Presented method is applied to petroleum exploration for prospect portfolio selection to achieve investment objectives controlling risk. DMAIC framework applies stochastic techniques to risk management. Optimisation resolves Efficient Frontier of portfolios for desired range of expected return with initially defined increment. Simulation measures Efficient Frontier portfolios calculating mean return, variance, standard deviation, Sharpe Ratio, and Six Sigma metrics versus pre-specified target limits. Analysis considers mean return, Six Sigma metrics and Sharpe Ratio and selects the portfolio with maximal Sharpe Ratio as initially the best portfolio. Optimisation resolves Efficient Frontier in a narrow interval with smaller increments. Simulation measures Efficient Frontier performance including mean return, variance, standard deviation, Sharpe Ratio, and Six Sigma metrics versus pre-specified target. Analysis identifies the maximal Sharpe Ratio portfolio, i.e. the best portfolio for implementation. Selected prospects in the portfolio are individual projects. So, Project Management approach is used for control.
TopIntroduction
This chapter presents the second Portfolio Management application class of the method. It is applied in Oil and Gas Industry to manage the petroleum exploration risk in prospect portfolio selection.
During the early 1980s, the major international oil and gas explorations globally exhibited that the average size of new discoveries was diminishing. The “High Risk / High Potential” category of exploratory prospects was showing a noticeable underperformance. For example, the major petroleum corporations, considering all the ventures that expected in average 10% probability of success, actually discovered less than 1% profitable oil and gas reserves, the sizes of which were much smaller than predicted. Factually, such explorations for new huge fields were destroying, rather than creating value. Consequently, the exploration corporate function lost credibility. This strongly recognised the need to adopt risk analysis to reduce the exploration risk, and portfolio management to improve the return on investment.
During the 1990s, many international petroleum corporations significantly improved their exploration performance by introducing risk analysis and portfolio management methodologies, in addition to new geo-technologies. As superior technologies were introduced, the petroleum industry realised that systematic procedures are crucial for better management of the exploration function.
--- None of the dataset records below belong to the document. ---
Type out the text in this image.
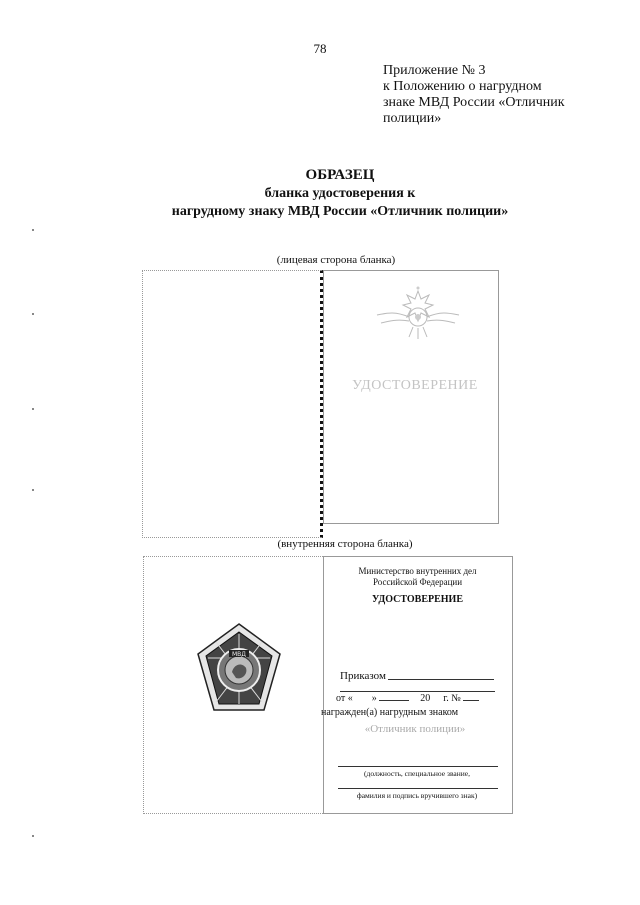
78
Приложение № 3
к Положению о нагрудном
знаке МВД России «Отличник
полиции»
ОБРАЗЕЦ
бланка удостоверения к
нагрудному знаку МВД России «Отличник полиции»
(лицевая сторона бланка)
УДОСТОВЕРЕНИЕ
(внутренняя сторона бланка)
МВД
Министерство внутренних дел
Российской Федерации
УДОСТОВЕРЕНИЕ
Приказом
от « »	20 г. №
награжден(а) нагрудным знаком
«Отличник полиции»
(должность, специальное звание,
фамилия и подпись вручившего знак)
This involves structured methodologies of: i) Risk and decision analysis to reduce exploration risk; and ii) Portfolio management to optimise the allocation of exploration capital in order to increase return on investment. Contemporarily, significant work was published relating to applications of risk and decision analysis and implementation of portfolio management to petroleum explorations.
Risk and decision analysis generically applies to any type of business investment decision (Bernstein 1996). Contemporary risk models are stochastic and use Monte Carlo simulation. A comprehensive elaboration on investment risk applications of Monte Carlo simulation was published by Glasserman (2004). The focus here however is on the applications to petroleum exploration. For example, Rose (1987) elaborated on how to improve the dealing with risk and uncertainty in petroleum exploration. Capen (1992) went into detail of dealing with exploration uncertainty in petroleum exploration. MacKay (1996) presented risk management ideas for petroleum ventures. Alexander and Lohr (1998) demonstrated the lessons learned from risk analysis at the Society of Petroleum Engineers Annual Meeting. Brown and Rose (2000) discussed the petroleum exploration prospects focussing on assessment of volumes, value and chance.
Portfolio analysis applies to any type of business investment decision as well. The problem of portfolio optimisation was solved in the 1950’s by Markowitz (1952; 1987). Markowitz applied his award-wining Mean-Variance method. Nowadays, stochastic optimisation is used to resolve the optimal portfolio. Stochastic optimisation models are elaborated in a book edited by Ziemba and Vickson (2006). Considering the petroleum exploration, McMaster and Carragher (1996) emphasised that portfolio analysis, as well as risk assessment, are key success factors in petroleum exploration.
A comprehensive coverage of decision analysis for petroleum exploration is published by Newendorp and Schuyler (2000). This work is a composite of evaluation practices and problem-solving approaches now commonly-used in the petroleum industry. The work emphasises the quantitative methods utilised in petroleum exploration decisions.